Mahkemeler,
Hâkimler ve Kararlar
Hepimiz
biliyoruz ki, “Tanrı insanları eşit yaratmıştır,” derler.
Ne güzel bir söz… Ama ne yazık ki doğru değildir.
Gerçekte
durum böyle değildir. Bazı insanlar diğerlerine göre daha zekidir; bazıları
doğuştan daha fazla imkâna sahiptir. Kimimiz daha zekiyiz, kimimiz değil. Kimi
insanlar doğuştan daha fazla imkâna sahip, kimilerinin payına da yoksulluk
düşmüş. Kimi kadınlar örgüyü, dikişi, yemeği daha iyi yapar; kimileri eline
iğne alsa şaşırır.
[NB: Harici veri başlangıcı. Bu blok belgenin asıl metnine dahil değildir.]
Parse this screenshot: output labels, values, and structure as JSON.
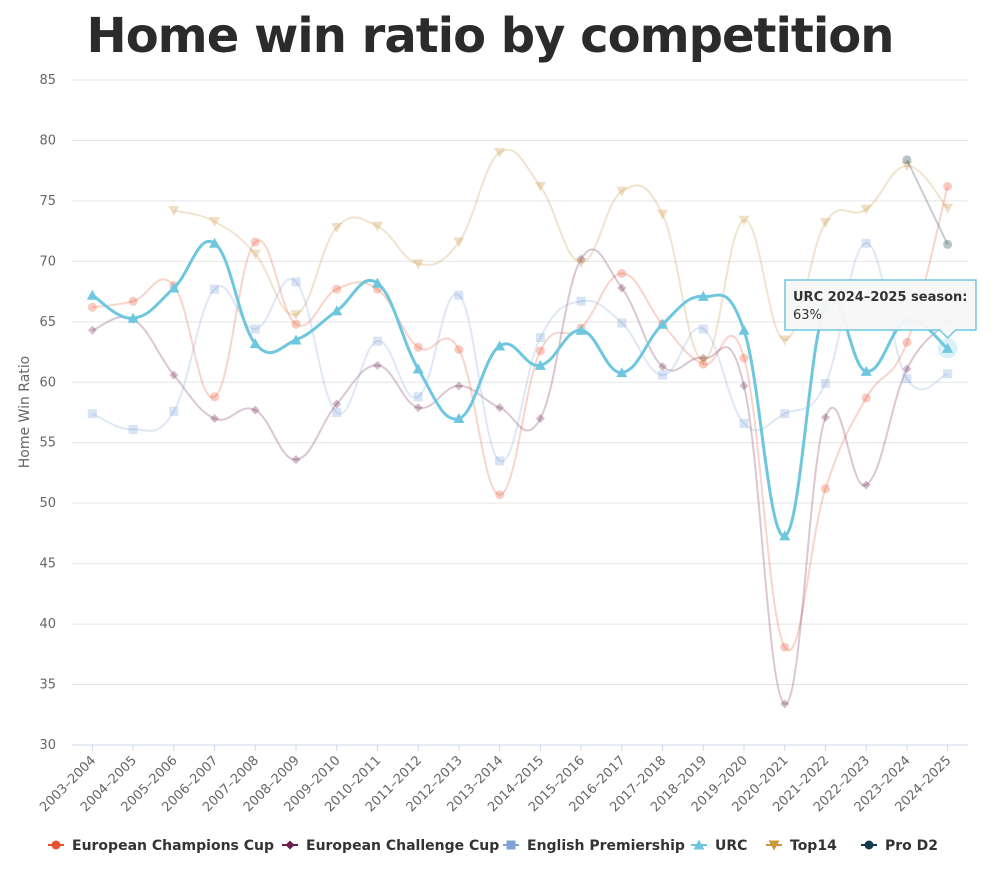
{
  "chart_data": {
    "type": "line",
    "title": "Home win ratio by competition",
    "ylabel": "Home Win Ratio",
    "xlabel": "",
    "ylim": [
      30,
      85
    ],
    "yticks": [
      30,
      35,
      40,
      45,
      50,
      55,
      60,
      65,
      70,
      75,
      80,
      85
    ],
    "grid": true,
    "legend_position": "bottom",
    "categories": [
      "2003–2004",
      "2004–2005",
      "2005–2006",
      "2006–2007",
      "2007–2008",
      "2008–2009",
      "2009–2010",
      "2010–2011",
      "2011–2012",
      "2012–2013",
      "2013–2014",
      "2014–2015",
      "2015–2016",
      "2016–2017",
      "2017–2018",
      "2018–2019",
      "2019–2020",
      "2020–2021",
      "2021–2022",
      "2022–2023",
      "2023–2024",
      "2024–2025"
    ],
    "series": [
      {
        "name": "European Champions Cup",
        "color": "#e8542f",
        "marker": "circle",
        "highlighted": false,
        "values": [
          66.2,
          66.7,
          68.0,
          58.8,
          71.6,
          64.8,
          67.7,
          67.7,
          62.9,
          62.7,
          50.7,
          62.6,
          64.5,
          69.0,
          64.8,
          61.5,
          62.0,
          38.1,
          51.2,
          58.7,
          63.3,
          76.2
        ]
      },
      {
        "name": "European Challenge Cup",
        "color": "#6b1e4e",
        "marker": "diamond",
        "highlighted": false,
        "values": [
          64.3,
          65.2,
          60.6,
          57.0,
          57.7,
          53.6,
          58.2,
          61.4,
          57.9,
          59.7,
          57.9,
          57.0,
          70.2,
          67.8,
          61.3,
          62.0,
          59.7,
          33.4,
          57.1,
          51.5,
          61.1,
          65.0
        ]
      },
      {
        "name": "English Premiership",
        "color": "#7fa3d6",
        "marker": "square",
        "highlighted": false,
        "values": [
          57.4,
          56.1,
          57.6,
          67.7,
          64.4,
          68.3,
          57.5,
          63.4,
          58.8,
          67.2,
          53.5,
          63.7,
          66.7,
          64.9,
          60.6,
          64.4,
          56.6,
          57.4,
          59.9,
          71.5,
          60.3,
          60.7
        ]
      },
      {
        "name": "URC",
        "color": "#6ec7df",
        "marker": "triangle",
        "highlighted": true,
        "values": [
          67.2,
          65.3,
          67.8,
          71.5,
          63.2,
          63.5,
          65.9,
          68.2,
          61.1,
          57.0,
          63.0,
          61.4,
          64.3,
          60.8,
          64.8,
          67.1,
          64.3,
          47.3,
          66.3,
          60.9,
          65.1,
          62.8
        ]
      },
      {
        "name": "Top14",
        "color": "#c9953f",
        "marker": "triangle-down",
        "highlighted": false,
        "values": [
          null,
          null,
          74.2,
          73.3,
          70.6,
          65.6,
          72.8,
          72.9,
          69.8,
          71.6,
          79.0,
          76.2,
          69.9,
          75.8,
          73.9,
          61.8,
          73.4,
          63.5,
          73.2,
          74.3,
          77.9,
          74.4
        ]
      },
      {
        "name": "Pro D2",
        "color": "#143a4e",
        "marker": "circle",
        "highlighted": false,
        "values": [
          null,
          null,
          null,
          null,
          null,
          null,
          null,
          null,
          null,
          null,
          null,
          null,
          null,
          null,
          null,
          null,
          null,
          null,
          null,
          null,
          78.4,
          71.4
        ]
      }
    ],
    "tooltip": {
      "series": "URC",
      "category": "2024–2025",
      "line1": "URC 2024–2025 season:",
      "line2": "63%"
    }
  }
}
Kiminin sesi pürüzsüz, türküleri dinleyeni ağlatır; kimisi
bir ezgiyi mırıldanmaktan bile acizdir. Kimileri doğuştan yetenekli ressamdır,
kimileri düz bir çizgiyi bile eğri çizer.
Evet, hayat
adil değildir. Ama bu ülkede insanlar yalnızca bir durumda eşit hale gelirler: Mahkeme
salonunda, Hukukun önünde.
Bir zenginle bir yoksulu, bir budalayla bir bilgeyi, Einstein’la bir cahili,
bir kolej müdürüyle bir çobanı eşit gören tek kurum mahkemelerdir — tabii
görevini hakkıyla yaparsa. Mahkemeler, insanlar arasında en üst düzeyde
eşitliğin gözetildiği kurumlardır. Biz öyle biliriz, öyle inanırız. Hukukun önünde herkesin eşit olduğu söylenir;
biz de buna inanmak isteriz. Çünkü mahkemeler, insanın adaletle buluştuğu son
duraktır.
Ama işte o
“son durak” her zaman o kadar güvenli değildir.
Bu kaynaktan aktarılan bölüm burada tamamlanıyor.